Dans un ouvrage qu’il a récemment publié M. Lahire crédite la sociologie d’avoir, après Copernic, Darwin et Freud, infligé une quatrième blessure narcissique à l’humanité 4 « en rendant visibles les régularités collectives ou les habitudes dont les individus ne sont pas toujours conscients, en mettant aussi en lumière des structures, des mécanismes ou des processus sociaux qui sont rarement le produit de la volonté des individus tout en les traversant en permanence de manière intime » 5. Et il poursuit un peu plus loin : « Par là, elle vient contrarier toutes les visions enchantées de l’homme libre, autodéterminé et responsable » (Ibid. p. 8.). Si le propre de l’explication sociologique est de montrer que ce qui se passe à l’intérieur de l’homme est rarement le produit de sa volonté et qu’il est loin d’être le sujet libre et responsable qu’on se plaît naïvement à imaginer, on voit mal comment elle n’aurait pas pour effet de l’excuser quand on lui impute une action répréhensible. M. Lahire répondra peut-être que l’explication sociologique n’aboutit pas à un déterminisme strict, mais seulement à « des probabilités d’apparition de comportements ou d’événements » (Ibid. p. 58.). Mais cela légitime précisément la formulation qu’il condamne. L’avocat qui explique devant la cour d’assises que son client a été conduit à tuer en raison de son enfance malheureuse, de son père alcoolique et violent, de sa mère prostituée, de son oncle pédophile, de son échec scolaire, de ses mauvaises rencontres en prison, cette école du crime, ne prétend pas que tous les êtres qui ont eu un parcours analogue sont devenus des meurtriers, mais seulement qu’ils avaient davantage de chances de le devenir ; et ce que la cour lui accordera éventuellement ce sont des circonstances atténuantes. Qu’est-ce donc qu’accorder des circonstances atténuantes sinon excuser un peu ?

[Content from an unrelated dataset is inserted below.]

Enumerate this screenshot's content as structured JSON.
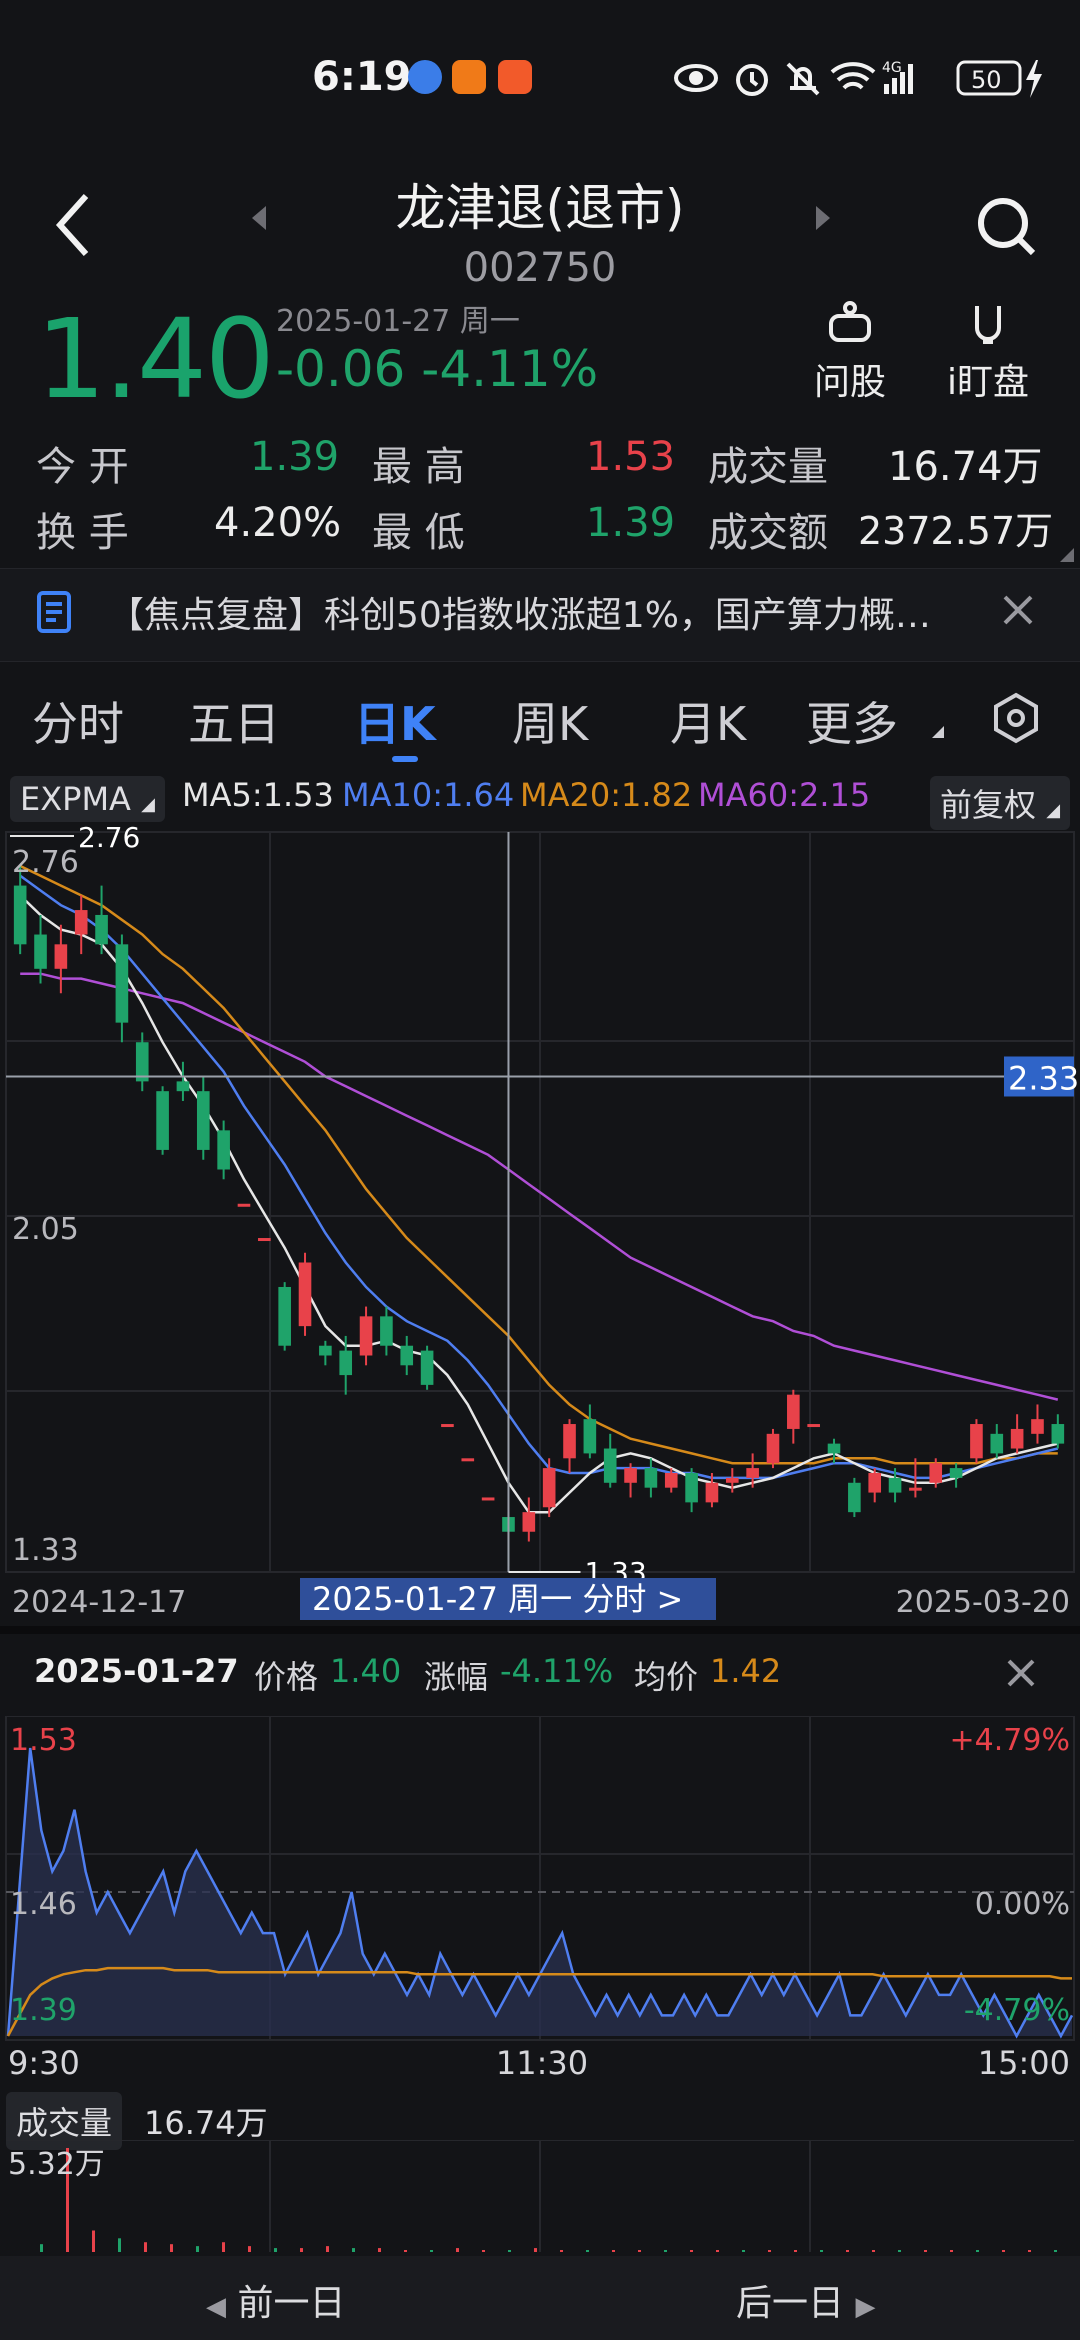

On objectera peut-être que la rigueur conceptuelle n’est pas de mise ici, que Manuel Valls a dit « expliquer », mais qu’il aurait tout aussi bien pu dire « comprendre », et que M. Lahire a repris sans réfléchir cette notion d’explication alors qu’il voulait parler de compréhension. Bref, parce qu’il n’est pas professeur de sociologie Valls aurait dit le vrai par hasard tandis que Lahire, bien qu’il soit professeur de sociologie, aurait dit le faux par inadvertance. L’essentiel est que les ennemis de la sociologie veulent à toute force empêcher les chercheurs de chercher, c’est-à-dire tout à la fois d’expliquer et de comprendre, de peur qu’ils n’excusent les délinquants, tandis que la sociologie, quelque insistance qu’elle mette à dénoncer la « fiction » du libre arbitre 6, n’exclurait pas que l’homme puisse être responsable de ses actes.

Là les choses se corsent car ce n’est plus un premier ministre que M. Lahire rencontre en travers de sa route, un ignorant qu’il peut écraser de son mépris, mais ce sont ses propres collègues. Ainsi le sociologue Ahmet Toprak, professeur à l’université de Dortmund, a-t-il déclaré à propos des Maghrébins impliqués dans les agressions sexuelles de Cologne :

« Ils n’ont donc pas le droit de travailler, sont exclus des cours de langue et d’intégration, ne peuvent pas choisir leur lieu de résidence, sont contraints de vivre dans l’illégalité. Je ne veux en rien les excuser, mais ils n’ont d’autre choix que de tomber dans la criminalité […]. Les structures qui les attendent en Allemagne sont telles qu’ils n’ont d’autre choix que de tomber dans la criminalité » (Libération 22 janvier 2016).

Ce sociologue ne veut en rien les excuser, mais il affirme par deux fois qu’ils n’avaient d’autre choix que de tomber dans la criminalité. Ne pas avoir le choix entre deux possibilités, c’est ne pas avoir le choix du tout, c’est être « déterminé à un seul » comme l’animal qui suit son instinct ou la tuile qui tombe du toit sur la tête du passant selon un mouvement uniformément accéléré : comment pourrait-on mieux excuser quelqu’un qu’en montrant qu’il n’avait rigoureusement aucune possibilité de faire autre chose que ce qu’il a fait ? Le professeur de sociologie Toprak va ainsi beaucoup plus loin que le premier ministre : si on le suit, expliquer ce n’est pas « excuser un peu », c’est mettre totalement hors de cause au sens de l’article 122-2 du Code pénal.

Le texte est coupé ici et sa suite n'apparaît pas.